Sunday, October 12, 2008

It's time to outlaw derivatives

http://www.rense.com/general83/lod.htm

The FED needs to go to

"It is time to break the silence on derivatives," Lyndon LaRouche said yesterday, after observing the carnage in the financial system and the pathetic response from the so-called regulators. "The true, hyperinflationary factor in the situation is the unregulated, insanely leveraged derivatives trade. This is what is killing us. This is the great crime of Alan Greenspan."


LaRouche described the derivatives market as a "hyperinflationary bomb, crushing the international financial system," warning that "Until you just shut down the whole derivatives trade--wipe these gambling obligations off the books of the financial system--you are just kidding yourself."

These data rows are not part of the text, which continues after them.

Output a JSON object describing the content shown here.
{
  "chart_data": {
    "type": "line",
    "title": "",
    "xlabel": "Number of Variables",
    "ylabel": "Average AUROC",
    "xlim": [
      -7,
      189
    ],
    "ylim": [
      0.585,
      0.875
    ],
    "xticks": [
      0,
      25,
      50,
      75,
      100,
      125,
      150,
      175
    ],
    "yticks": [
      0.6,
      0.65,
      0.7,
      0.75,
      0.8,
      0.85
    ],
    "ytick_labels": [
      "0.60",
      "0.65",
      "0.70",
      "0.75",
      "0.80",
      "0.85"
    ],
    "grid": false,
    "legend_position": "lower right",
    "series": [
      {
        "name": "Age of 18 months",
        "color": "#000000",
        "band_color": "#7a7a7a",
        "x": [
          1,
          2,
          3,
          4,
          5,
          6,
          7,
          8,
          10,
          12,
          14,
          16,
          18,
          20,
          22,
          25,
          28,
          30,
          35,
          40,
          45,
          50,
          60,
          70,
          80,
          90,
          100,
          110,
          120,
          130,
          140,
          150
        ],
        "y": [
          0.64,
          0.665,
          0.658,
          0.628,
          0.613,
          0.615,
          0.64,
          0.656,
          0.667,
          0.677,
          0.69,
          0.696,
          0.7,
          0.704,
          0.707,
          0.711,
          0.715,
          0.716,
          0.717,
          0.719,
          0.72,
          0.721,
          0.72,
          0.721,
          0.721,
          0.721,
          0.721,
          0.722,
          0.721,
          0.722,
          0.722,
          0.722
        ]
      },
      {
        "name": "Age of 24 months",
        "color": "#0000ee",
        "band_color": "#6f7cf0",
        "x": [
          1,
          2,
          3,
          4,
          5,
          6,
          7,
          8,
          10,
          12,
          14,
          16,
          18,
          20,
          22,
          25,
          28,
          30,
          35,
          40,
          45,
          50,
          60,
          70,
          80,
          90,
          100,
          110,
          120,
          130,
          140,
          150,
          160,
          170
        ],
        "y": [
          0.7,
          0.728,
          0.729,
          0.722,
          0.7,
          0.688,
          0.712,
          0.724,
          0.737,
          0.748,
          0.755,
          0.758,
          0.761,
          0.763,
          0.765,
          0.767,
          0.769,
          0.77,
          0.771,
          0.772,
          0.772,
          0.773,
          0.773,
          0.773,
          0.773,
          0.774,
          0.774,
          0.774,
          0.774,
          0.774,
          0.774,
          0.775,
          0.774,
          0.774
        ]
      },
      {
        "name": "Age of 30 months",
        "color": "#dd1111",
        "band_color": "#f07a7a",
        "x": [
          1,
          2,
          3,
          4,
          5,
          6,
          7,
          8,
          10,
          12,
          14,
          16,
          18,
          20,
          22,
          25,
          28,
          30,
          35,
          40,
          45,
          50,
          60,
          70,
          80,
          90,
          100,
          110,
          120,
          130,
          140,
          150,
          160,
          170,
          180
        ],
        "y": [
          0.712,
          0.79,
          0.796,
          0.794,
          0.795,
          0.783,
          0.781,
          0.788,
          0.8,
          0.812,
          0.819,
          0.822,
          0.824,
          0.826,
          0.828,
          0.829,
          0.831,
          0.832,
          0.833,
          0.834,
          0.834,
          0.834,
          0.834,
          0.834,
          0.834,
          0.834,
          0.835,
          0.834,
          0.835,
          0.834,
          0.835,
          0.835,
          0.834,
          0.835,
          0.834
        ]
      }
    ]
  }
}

"Unless and until you deal with this derivatives bubble, which cannot be bailed out, you are just kidding yourself," he continued. "It is time for Hank Paulson to swallow the only real medicine: bankruptcy reorganization of the entire, dollar-based financial system. And the first step in any such bankruptcy reorganization would be the cancellation of these quadrillions of dollars in pure gambling obligations. Without such action, this planet is doomed to a horrible dark age, just like the dark age of the fourteenth century, that followed the collapse of the Lombard banking system."

Blood In The Streets

You don't have to be a financial insider to see that the entire global financial system is collapsing, since that collapse is now front-page news every day. The Bush Administration, its co-conspirators in Congress, and the Federal Reserve have passed the largest financial bailout scheme in history, and the Fed and the Treasury are cooking up new bailout facilities and increasing the money available in existing facilities on practically a daily basis. The stock markets are plunging, with the Dow Jones Industrial Index down 40 percent in a year, and dropping like a rock. The banks, particularly in the U.S. and Europe, are vaporizing faster than most people would have thought possible a year ago, with governments in most major European countries belatedly taking steps to prop up the banks and stop runs by protecting deposits. Yet despite it all, the crisis deepens by the day.